My hairdresser suggested trimming an inch all around, “to keep the strands healthy,” she said, “and prevent split ends.” An inch, yes, like those adorable worms that’ll eat us when it is our turn in the ground. The worm measures its life in inches—how many times will it inch before it ceases? How many inches make up the void? My hair has never looked better.
Its temporary luster brings up a question, however: Before my brief time upon this Earth comes to an end, will it, like my hair, split? That is, will I, having grown a certain length and having become over time unhealthy, be clipped by a nameless god? I studied my hairdresser’s face: I feared, I trembled, then nodded for her to proceed with the trim. One must cultivate gratitude in the face of death, I told her, for would there be any shape, which is to say, meaning, if hair or life were endless?

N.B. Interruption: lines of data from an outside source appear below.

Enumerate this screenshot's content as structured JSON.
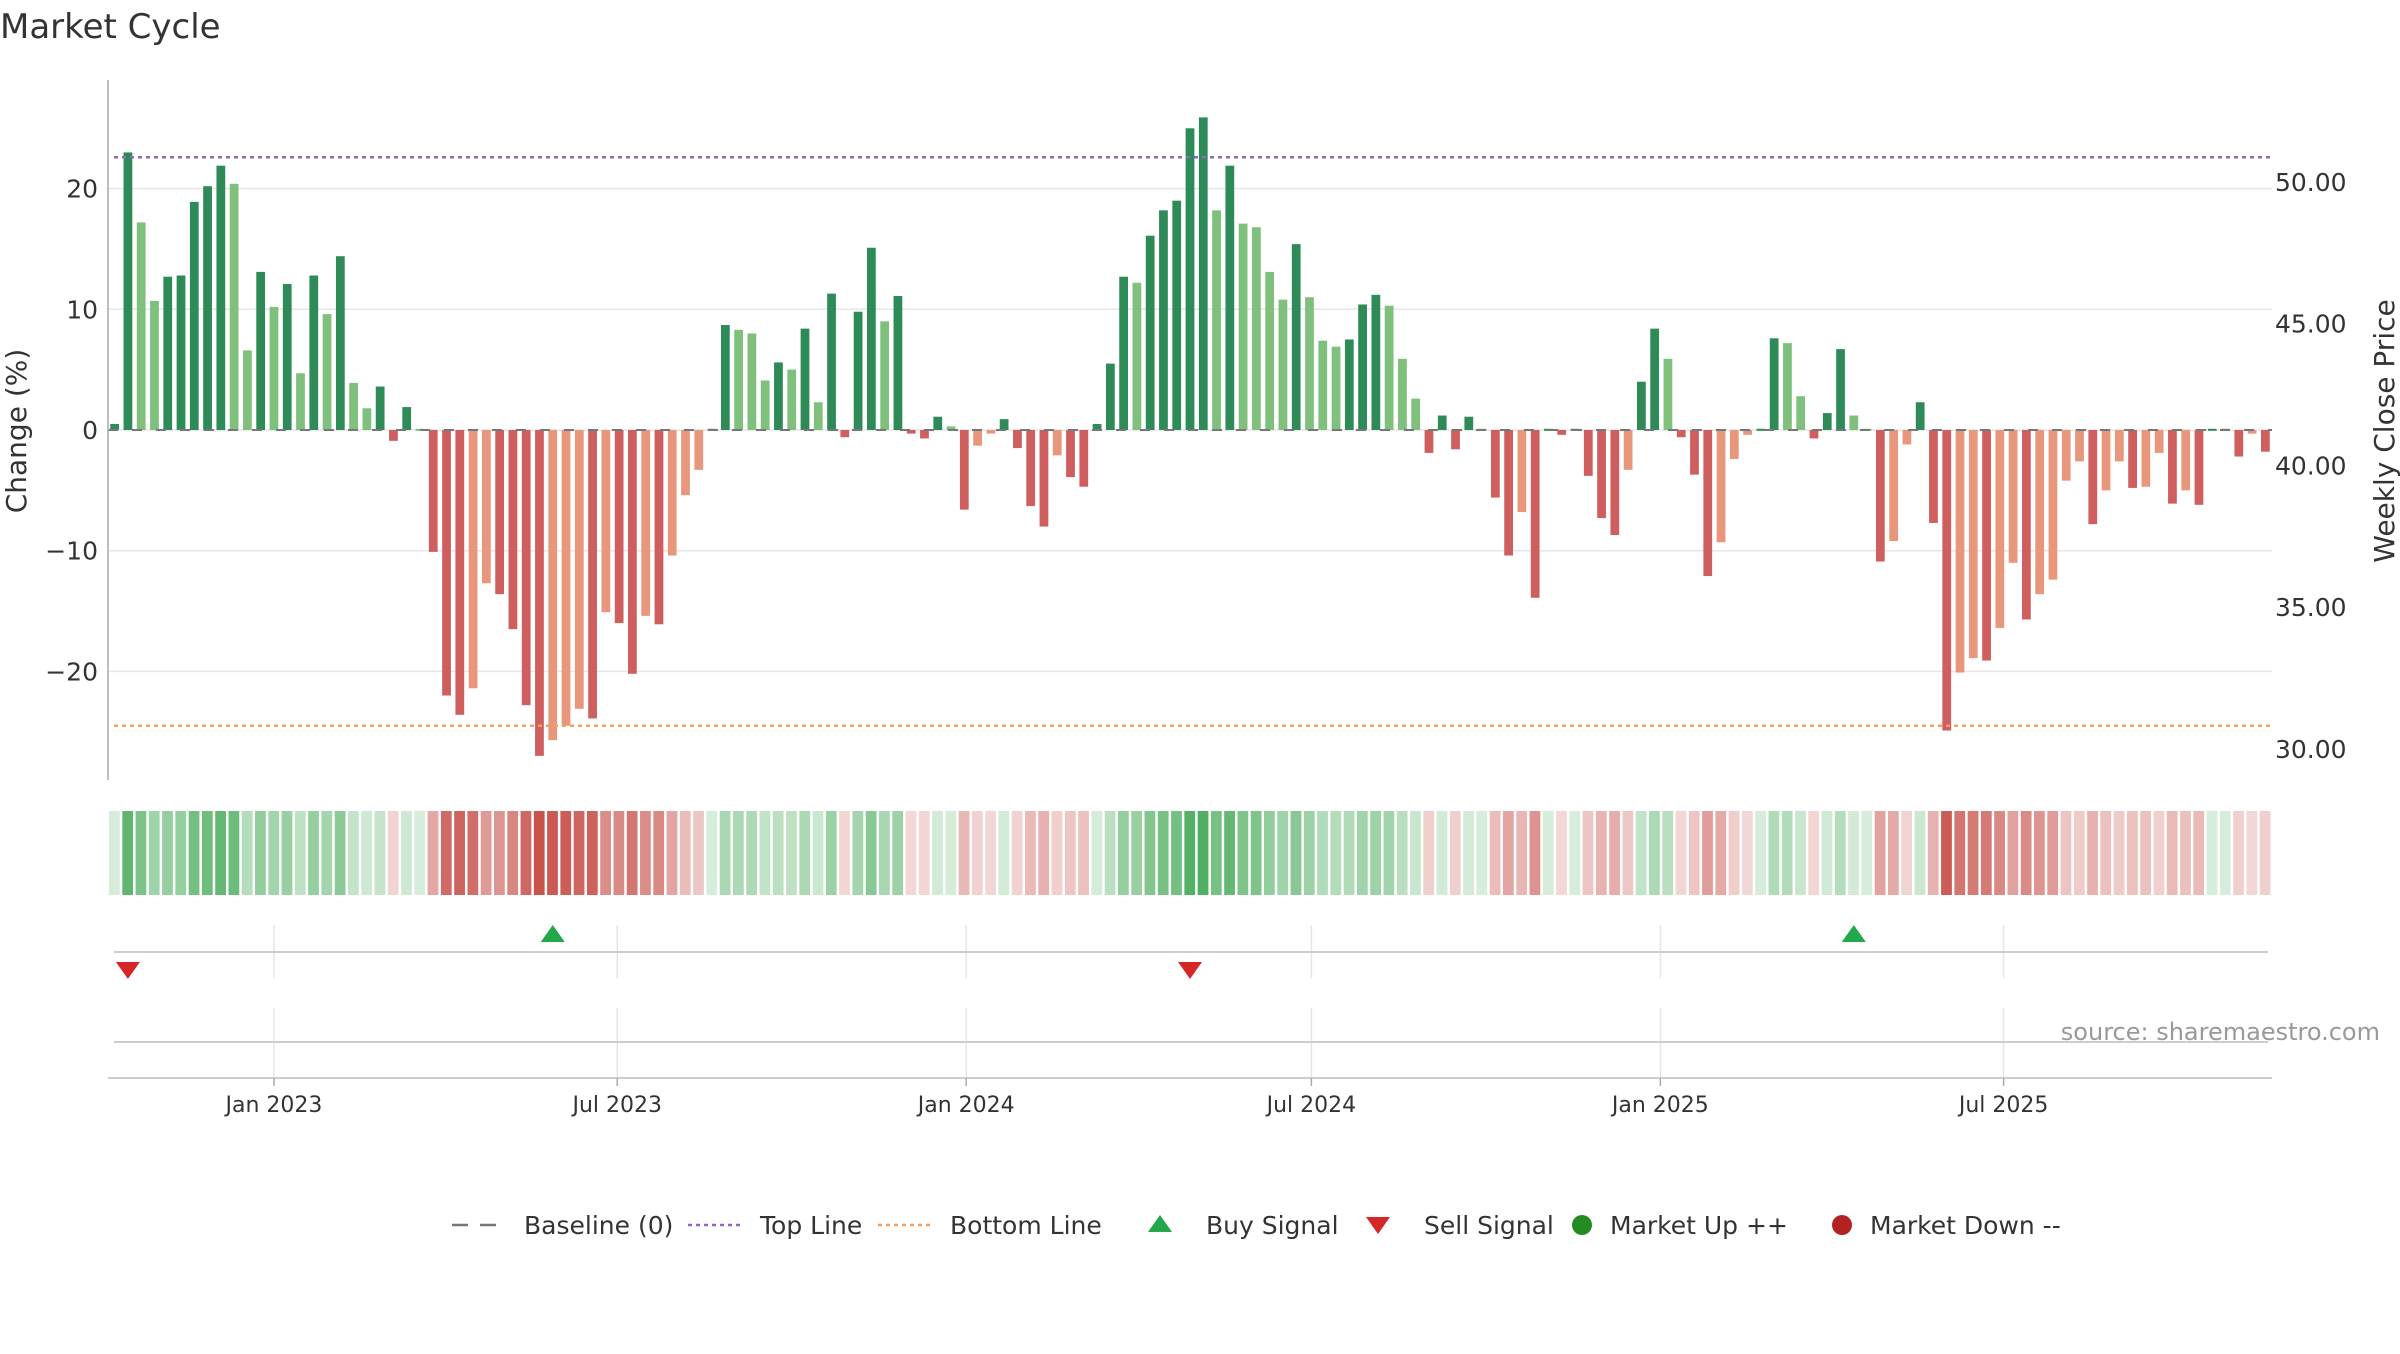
{
  "title": "Market Cycle",
  "source": "source: sharemaestro.com",
  "colors": {
    "bar_up_strong": "#2e8a57",
    "bar_up_light": "#7fc07d",
    "bar_down_strong": "#cf5e5e",
    "bar_down_light": "#e8977c",
    "baseline": "#777777",
    "top_line": "#9467bd",
    "bottom_line": "#f0a060",
    "buy_signal": "#22a84a",
    "sell_signal": "#d62728",
    "market_up": "#228b22",
    "market_down": "#b22222",
    "grid": "#e6e6e6",
    "heat_green": "#4aac5c",
    "heat_red": "#c8524c"
  },
  "chart_data": {
    "type": "bar",
    "title": "Market Cycle",
    "ylabel": "Change (%)",
    "y2label": "Weekly Close Price",
    "ylim": [
      -29,
      29
    ],
    "y2lim": [
      28.9,
      53.6
    ],
    "yticks": [
      "20",
      "10",
      "0",
      "−10",
      "−20"
    ],
    "yticks_values": [
      20,
      10,
      0,
      -10,
      -20
    ],
    "y2ticks": [
      "50.00",
      "45.00",
      "40.00",
      "35.00",
      "30.00"
    ],
    "y2ticks_values": [
      50,
      45,
      40,
      35,
      30
    ],
    "x_start": "2022-10-09",
    "xticks": [
      "Jan 2023",
      "Jul 2023",
      "Jan 2024",
      "Jul 2024",
      "Jan 2025",
      "Jul 2025"
    ],
    "xticks_dates": [
      "2023-01-01",
      "2023-07-01",
      "2024-01-01",
      "2024-07-01",
      "2025-01-01",
      "2025-07-01"
    ],
    "top_line": 22.6,
    "bottom_line": -24.5,
    "values": [
      0.5,
      23.0,
      17.2,
      10.7,
      12.7,
      12.8,
      18.9,
      20.2,
      21.9,
      20.4,
      6.6,
      13.1,
      10.2,
      12.1,
      4.7,
      12.8,
      9.6,
      14.4,
      3.9,
      1.8,
      3.6,
      -0.9,
      1.9,
      0.1,
      -10.1,
      -22.0,
      -23.6,
      -21.4,
      -12.7,
      -13.6,
      -16.5,
      -22.8,
      -27.0,
      -25.7,
      -24.5,
      -23.1,
      -23.9,
      -15.1,
      -16.0,
      -20.2,
      -15.4,
      -16.1,
      -10.4,
      -5.4,
      -3.3,
      0.1,
      8.7,
      8.3,
      8.0,
      4.1,
      5.6,
      5.0,
      8.4,
      2.3,
      11.3,
      -0.6,
      9.8,
      15.1,
      9.0,
      11.1,
      -0.3,
      -0.7,
      1.1,
      0.3,
      -6.6,
      -1.3,
      -0.3,
      0.9,
      -1.5,
      -6.3,
      -8.0,
      -2.1,
      -3.9,
      -4.7,
      0.5,
      5.5,
      12.7,
      12.2,
      16.1,
      18.2,
      19.0,
      25.0,
      25.9,
      18.2,
      21.9,
      17.1,
      16.8,
      13.1,
      10.8,
      15.4,
      11.0,
      7.4,
      6.9,
      7.5,
      10.4,
      11.2,
      10.3,
      5.9,
      2.6,
      -1.9,
      1.2,
      -1.6,
      1.1,
      0.1,
      -5.6,
      -10.4,
      -6.8,
      -13.9,
      0.1,
      -0.4,
      0.1,
      -3.8,
      -7.3,
      -8.7,
      -3.3,
      4.0,
      8.4,
      5.9,
      -0.6,
      -3.7,
      -12.1,
      -9.3,
      -2.4,
      -0.4,
      0.1,
      7.6,
      7.2,
      2.8,
      -0.7,
      1.4,
      6.7,
      1.2,
      0.1,
      -10.9,
      -9.2,
      -1.2,
      2.3,
      -7.7,
      -24.9,
      -20.1,
      -18.9,
      -19.1,
      -16.4,
      -11.0,
      -15.7,
      -13.6,
      -12.4,
      -4.2,
      -2.6,
      -7.8,
      -5.0,
      -2.6,
      -4.8,
      -4.7,
      -1.9,
      -6.1,
      -5.0,
      -6.2,
      0.1,
      0.1,
      -2.2,
      -0.3,
      -1.8
    ],
    "buy_signals": [
      "2023-05-28",
      "2025-04-13"
    ],
    "sell_signals": [
      "2022-10-16",
      "2024-04-28"
    ],
    "legend_position": "bottom",
    "legend": [
      {
        "label": "Baseline (0)",
        "marker": "dash"
      },
      {
        "label": "Top Line",
        "marker": "dotted-purple"
      },
      {
        "label": "Bottom Line",
        "marker": "dotted-orange"
      },
      {
        "label": "Buy Signal",
        "marker": "triangle-up"
      },
      {
        "label": "Sell Signal",
        "marker": "triangle-down"
      },
      {
        "label": "Market Up ++",
        "marker": "circle-green"
      },
      {
        "label": "Market Down --",
        "marker": "circle-red"
      }
    ],
    "grid": true
  }
}
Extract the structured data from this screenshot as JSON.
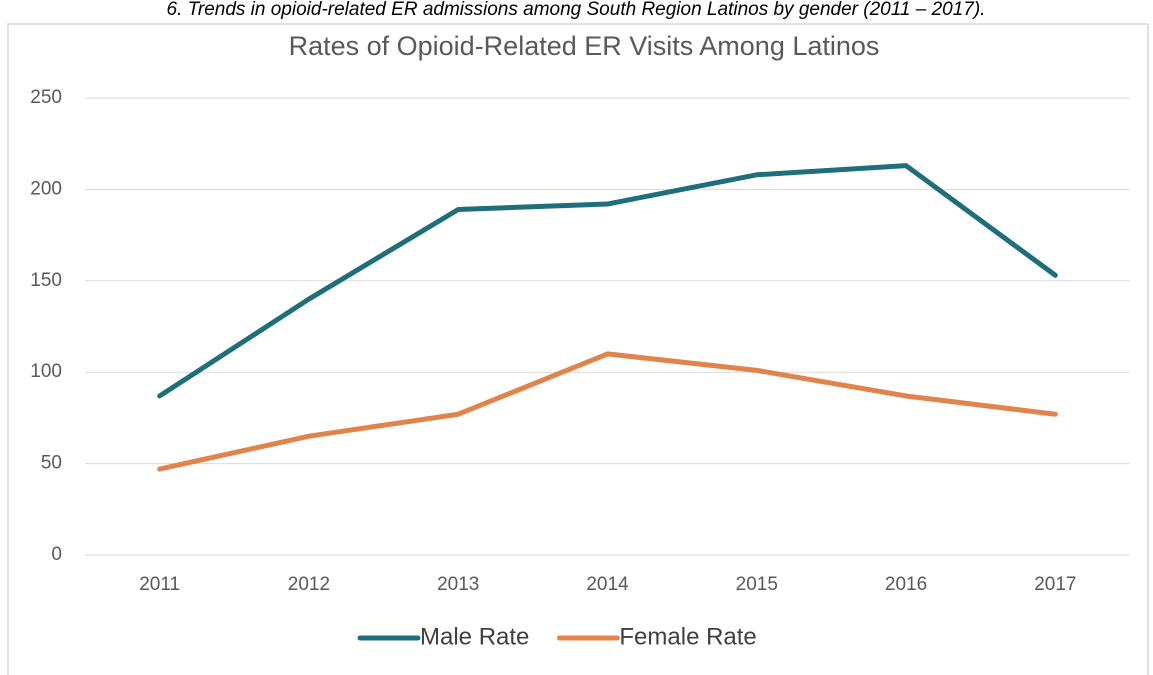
{
  "caption": "6. Trends in opioid-related ER admissions among South Region Latinos by gender (2011 – 2017).",
  "chart_data": {
    "type": "line",
    "title": "Rates of Opioid-Related ER Visits Among Latinos",
    "categories": [
      "2011",
      "2012",
      "2013",
      "2014",
      "2015",
      "2016",
      "2017"
    ],
    "series": [
      {
        "name": "Male Rate",
        "color": "#1f6e7b",
        "values": [
          87,
          140,
          189,
          192,
          208,
          213,
          153
        ]
      },
      {
        "name": "Female Rate",
        "color": "#e0844c",
        "values": [
          47,
          65,
          77,
          110,
          101,
          87,
          77
        ]
      }
    ],
    "ylim": [
      0,
      250
    ],
    "yticks": [
      0,
      50,
      100,
      150,
      200,
      250
    ],
    "grid": true,
    "legend": "bottom"
  }
}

She agreed: “You should book your next appointment now.”
My hairdresser… My reaper…
“Where do you part your hair?” she asked.
“Does it matter?” I asked back, understanding very well that I’m but a speck in a vast ocean of nothingness, and my hair—curly specks.
“Yes,” she answered. “It affects how I’ll angle the hair framing your face.”
“The Center, which is to say, the middle, which is to say, an avocation of a crisis,” I replied, startled by my own eyes in the mirror, and the subtle lines of decay that have begun to underline them, all illuminated by a rectangle of bulbs surrounding the brief opening showing me back to myself. My life, framed by darkness, an infinity of nothing expanding out in every direction from the salon chair. “How do you style it?” she followed up.
Style. Isn’t this blind march toward oblivion hard enough? And yet we’re compelled to adopt a style for our hair, the strands of which we know are already dead, lifeless, wavy echoes reaching back to us from the grave. Shaping time as it falls, irreversibly, from our scalp, we are as sculptors forcing clay into an imitation of life. We choose a hairstyle, a lifestyle, never calling it what it is: a deathstyle.
However meaningless and arbitrary my center part, one must participate, one is compelled to continue, assembling moments in a banana clip or side ponytail, gathering the strands tightly in a desperate attempt to hold onto something, anything. But one can’t hold on can one? Eventually the elastic breaks and the hair explodes in entropy and chaos. What good is gel when faced with the eternal? “I do not style my hair,” I explained, “but accept its inevitability.”
She handed me a mirror to examine the back.
“It is good.”
She removed my smock. I rose from the chair. And as I did some rogue strands of cut hair fell to the floor, joining the others already scattered at my feet. The sight of it made me pause, and I looked back in the mirror, at my brief eyes and then at hers. How many more haircuts will I receive? Will she give? I tipped 20 percent.
Regarding the clipped hairs, I felt wistful but accepting. What else can one do? I stepped past it, pretending that these years-old parts of me haphazardly arranged in a circle, at which I had once sat at the center, were not very like a fallen crown at my feet, pretending that we’re not all every moment being dethroned from the previous one—kings and queens in exile of our past. I made no sound then. But, looking down at these amputated years and contemplating their loss, I did what we all do in order to go on. I turned and walked out of the salon, as if all I could see were the hope-filled years ahead and didn’t then know where those years, too, would ultimately end up—swept into a dustpan by the salon staff, mixed up in a common grave, and promptly forgotten.